Fuller Brothers must offer facts to the court and cannot rely upon the allegations in its complaint to defeat a motion for summary judgment. There is no evidence in this record as to how Fuller Brothers was or is injured by the improper means or motive of International Marketing in the marketing of Equal. However, Fuller Brothers does attach to its response to the motion for summary judgment a letter dated April 18, 1994 written by counsel on behalf of Fuller Brothers to OSHA, which explains:

Fuller Brothers remains very concerned about the Equal product. As I have previously explained, Fuller Brothers is not a direct competitor in the market that Equal fills — Fuller Brothers sells no competing tire balancing product. However, Fuller Brothers is particularly concerned about the potential misuse of Equal in conjunction with tire conditioning products it sells and with bead lubricants sold by other companies. Tire conditioners are water-based products applied to the interior of truck tires. Bead lubricants are also water based.
Although applied only to the bead, application often results in spillage of some product into the tire. Everything that has been learned thus far about Equal indi- ‘ cates that its urea formaldehyde resin breaks down through hydrolysis in the presence of water. Water is already present in tires, whether or not these additional water-based products are used, through the moisture in the air installed into the tire and through condensation. All the tests on which Mr. Dunder relies in his *146report demonstrate that this process is occurring in tires without these additional products.
However, Fuller Brothers is concerned that the breakdown of Equal will be even further enhanced if Equal and these water-based products are mistakenly applied to the same tire....

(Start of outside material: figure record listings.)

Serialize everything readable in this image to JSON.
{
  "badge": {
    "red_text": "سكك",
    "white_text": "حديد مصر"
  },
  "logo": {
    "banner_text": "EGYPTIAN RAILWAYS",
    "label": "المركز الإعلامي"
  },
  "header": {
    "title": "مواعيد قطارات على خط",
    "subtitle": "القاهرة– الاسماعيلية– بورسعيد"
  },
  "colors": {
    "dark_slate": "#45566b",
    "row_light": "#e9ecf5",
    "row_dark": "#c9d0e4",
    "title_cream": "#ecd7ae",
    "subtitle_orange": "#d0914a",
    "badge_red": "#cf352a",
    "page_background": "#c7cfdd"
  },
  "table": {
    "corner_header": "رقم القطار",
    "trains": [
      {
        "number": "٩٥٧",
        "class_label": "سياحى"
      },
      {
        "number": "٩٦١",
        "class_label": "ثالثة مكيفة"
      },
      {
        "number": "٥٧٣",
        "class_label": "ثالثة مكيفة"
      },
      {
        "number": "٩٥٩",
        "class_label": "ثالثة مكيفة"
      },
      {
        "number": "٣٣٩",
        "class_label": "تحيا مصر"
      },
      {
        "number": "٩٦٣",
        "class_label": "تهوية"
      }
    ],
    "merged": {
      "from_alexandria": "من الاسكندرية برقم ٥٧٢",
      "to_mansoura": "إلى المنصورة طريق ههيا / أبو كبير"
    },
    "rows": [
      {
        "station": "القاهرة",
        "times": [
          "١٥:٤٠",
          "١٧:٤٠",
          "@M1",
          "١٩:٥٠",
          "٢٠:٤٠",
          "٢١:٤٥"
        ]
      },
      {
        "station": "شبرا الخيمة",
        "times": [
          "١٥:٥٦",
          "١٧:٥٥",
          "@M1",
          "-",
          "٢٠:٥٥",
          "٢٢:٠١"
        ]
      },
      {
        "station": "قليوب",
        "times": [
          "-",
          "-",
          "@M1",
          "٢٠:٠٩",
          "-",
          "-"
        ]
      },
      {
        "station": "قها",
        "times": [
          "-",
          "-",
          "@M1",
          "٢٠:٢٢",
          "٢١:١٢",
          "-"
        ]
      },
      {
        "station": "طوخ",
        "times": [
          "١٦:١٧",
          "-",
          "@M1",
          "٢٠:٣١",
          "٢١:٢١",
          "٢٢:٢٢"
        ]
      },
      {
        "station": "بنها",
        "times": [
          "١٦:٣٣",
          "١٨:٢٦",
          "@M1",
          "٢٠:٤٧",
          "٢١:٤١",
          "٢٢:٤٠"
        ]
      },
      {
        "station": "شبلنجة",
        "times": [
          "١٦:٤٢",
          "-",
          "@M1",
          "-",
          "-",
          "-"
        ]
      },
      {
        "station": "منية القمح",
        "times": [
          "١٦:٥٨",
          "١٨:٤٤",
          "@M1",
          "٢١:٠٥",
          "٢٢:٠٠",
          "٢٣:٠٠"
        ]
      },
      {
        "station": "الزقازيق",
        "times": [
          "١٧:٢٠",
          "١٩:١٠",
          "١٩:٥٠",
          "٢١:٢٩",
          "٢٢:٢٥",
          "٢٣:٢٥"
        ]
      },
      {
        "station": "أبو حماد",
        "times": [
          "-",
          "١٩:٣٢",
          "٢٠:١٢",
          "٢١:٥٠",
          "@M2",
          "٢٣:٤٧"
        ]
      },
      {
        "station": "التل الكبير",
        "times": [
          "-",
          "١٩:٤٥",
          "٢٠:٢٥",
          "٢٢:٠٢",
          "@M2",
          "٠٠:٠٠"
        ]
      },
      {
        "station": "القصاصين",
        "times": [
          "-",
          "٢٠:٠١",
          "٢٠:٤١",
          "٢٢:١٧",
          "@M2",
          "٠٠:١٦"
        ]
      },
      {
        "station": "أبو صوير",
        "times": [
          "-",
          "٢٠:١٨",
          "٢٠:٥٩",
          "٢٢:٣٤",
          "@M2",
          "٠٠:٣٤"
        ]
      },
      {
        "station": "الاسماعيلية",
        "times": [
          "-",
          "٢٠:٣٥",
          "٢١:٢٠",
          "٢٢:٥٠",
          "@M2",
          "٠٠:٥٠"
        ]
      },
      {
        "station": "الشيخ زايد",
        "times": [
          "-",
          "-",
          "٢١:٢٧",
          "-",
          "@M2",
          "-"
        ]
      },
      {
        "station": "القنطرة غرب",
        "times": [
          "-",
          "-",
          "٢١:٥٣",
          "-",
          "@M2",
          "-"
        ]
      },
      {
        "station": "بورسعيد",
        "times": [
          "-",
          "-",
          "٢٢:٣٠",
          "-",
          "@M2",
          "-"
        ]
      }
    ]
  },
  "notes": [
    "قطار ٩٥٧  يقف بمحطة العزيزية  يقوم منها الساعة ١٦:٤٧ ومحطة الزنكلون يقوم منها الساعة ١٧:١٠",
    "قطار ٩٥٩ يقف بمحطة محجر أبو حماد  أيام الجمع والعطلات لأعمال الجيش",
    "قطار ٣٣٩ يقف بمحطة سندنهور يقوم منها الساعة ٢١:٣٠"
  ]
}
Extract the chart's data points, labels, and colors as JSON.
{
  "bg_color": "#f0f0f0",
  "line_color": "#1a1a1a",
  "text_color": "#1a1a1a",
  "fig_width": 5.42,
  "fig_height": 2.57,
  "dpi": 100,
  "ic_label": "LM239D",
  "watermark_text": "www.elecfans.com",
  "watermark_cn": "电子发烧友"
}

Exhibit A to Plaintiffs Response, pp. 2-3.

In addition to the letter from counsel for Fuller Brothers to OSHA, Fuller Brothers submits as evidence the report of Ken Dun-der. Fuller Brothers hired Dunder to review materials submitted by International Marketing to OSHA relating to Equal. Dunder disagrees with the conclusions of OSHA as stated in the letters dated October 18, 1993 and February 3,1994 from OSHA to International Marketing. Dunder concludes that “Equal is clearly capable of releasing formaldehyde in the air, under reasonably forseea-ble conditions of use, at concentrations reaching or exceeding 0.1 ppm based on an 8-hour Time Weighted Average.” Exhibit C to Plaintiffs Response, p. 3.

There is a dispute between these parties as to the safe use of Equal. OSHA is involved in the dispute. This court concludes that the facts surrounding this dispute cannot support a claim for the tort of the intentional interference with economic advantage.

CONCLUSION

The motion of International Marketing for partial summary judgment (# 52) is granted.